The couple started the makeover by getting rid of the termites. The next step was to move the home entrance to a different side so it would lead directly to the stairs. The front door was also replaced with a bigger door which the couple purchased on the road to Baguio. To open up their house and create an illusion of more space, a skylight or a window built into the roof was added for more natural light.
Original article by Chinggay Labrador. Pictorial direction by Gwyn GS Guanzon. Photographed by Miguel Nacianceno.
Read the original article (“Playful Pinoy”) in the March 2012 issue of Real Living Magazine.
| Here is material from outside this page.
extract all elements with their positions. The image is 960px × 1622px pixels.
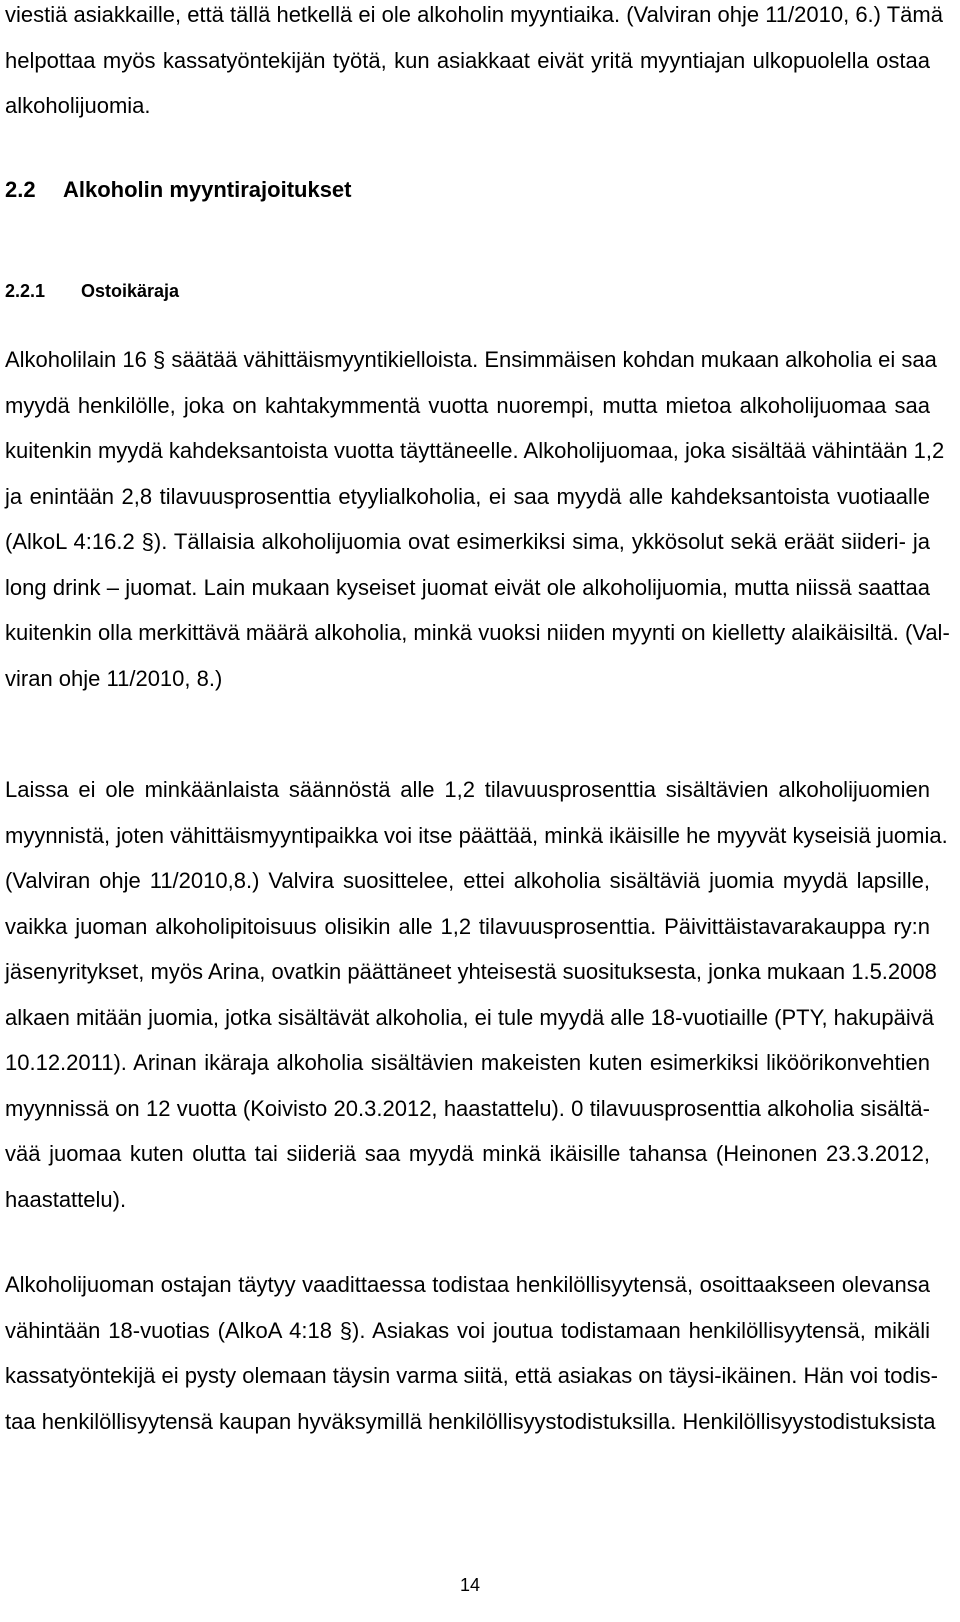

To download a digital copy of Real Living Magazine, visit Summit Newsstand at https://summitnewsstand.com.ph/real-living.
To spruce up the plain white wall, the couple chose a unique wall mirror with a distinctive texture and pattern.
The living room is filled with interesting furniture pieces, such as the coffee table that JB bought before he met Lara. When they became a couple, they learned that the table was a product that Lara's mother used to sell. They found a gray L-shaped sectional sofa straight from the catalog of a furniture store in Pasong Tamo, Makati.
The wooden console behind the living room couch is adorned with decorative touches that add character and personality to the space. The wooden mother and child sculpture is joined by surprising choices like penguin and hippopotamus figurines.
Adorning one of the walls in the space is a photo taken by Isa Lorenzo bought at Art in the Park, an affordable art fair for paintings, prints, photos, and sculpture sold for P30,000 and below.
Since JB's mother collects furniture and she also had a few pieces kept in storage from a vacation house they sold in Tagaytay, Lara and JB furnished their dining room with one of their favorite heirlooms: an eight-seater dining table. The couple bought it into the house before sealing off the windows because it wouldn't fit through the front door. Although it took ten people to carry the table, they soon learned that the table could be dismantled and assembled again.
The connected living areas are separated by several doors. Having different doors allows Lara and JB to create private rooms or open spaces.
For a clean and streamlined look in the kitchen, the cabinets have no knobs or handles. The warm appeal of the wooden cabinet doors is complemented by shiny stainless-steel finishes. A white ceiling fan hangs over the kitchen island to make the space airy and comfortable.
A roofless pocket garden was turned into a minimalist rock garden with a translucent polycarb roof. The clear roof allows the light to come in and make the space brighter. The area is now used to showcase JB's collection of swords and wooden antiques.
The rock garden is also adorned with a pair of wrought iron toy bicycles for a charming and whimsical look.
Three meters were added to the house to make room for a home office for Larawan Ink, Lara's architectural firm that specializes in commercial and residential projects. Hardwood floor boards from old houses were used to create an interesting accent wall.
Instead of a metal fence, bamboo panels atop the concrete wall provide Lara and JB with privacy. The walls of the space are lined with potted plants.
A row of doors opens to reveal many surprises: a storage space, a powder room for guests, and the staircase to the second floor of the townhouse.
Lara explains that because the stairs lead to the bedrooms, having a door that can be locked also serves as a security measure.
Once the door is open, Lara and JB can go upstairs.
Opening up a wall can welcome light and air into any area. In this hallway, the gap offers a view of the rock garden below for a refreshing view of the open space.
For a timeless and sophisticated style, a gray and black color palette was used in the master bedroom. To make the room fit in with the other parts of the home, the furniture pieces and the floor are also made from wood. Stuffed animals serve as playful and personalized details.
The master bathroom, which has spotless white walls and fixtures and gray floor tiles, is livened up with a cute cartoon alligator decal or wall sticker.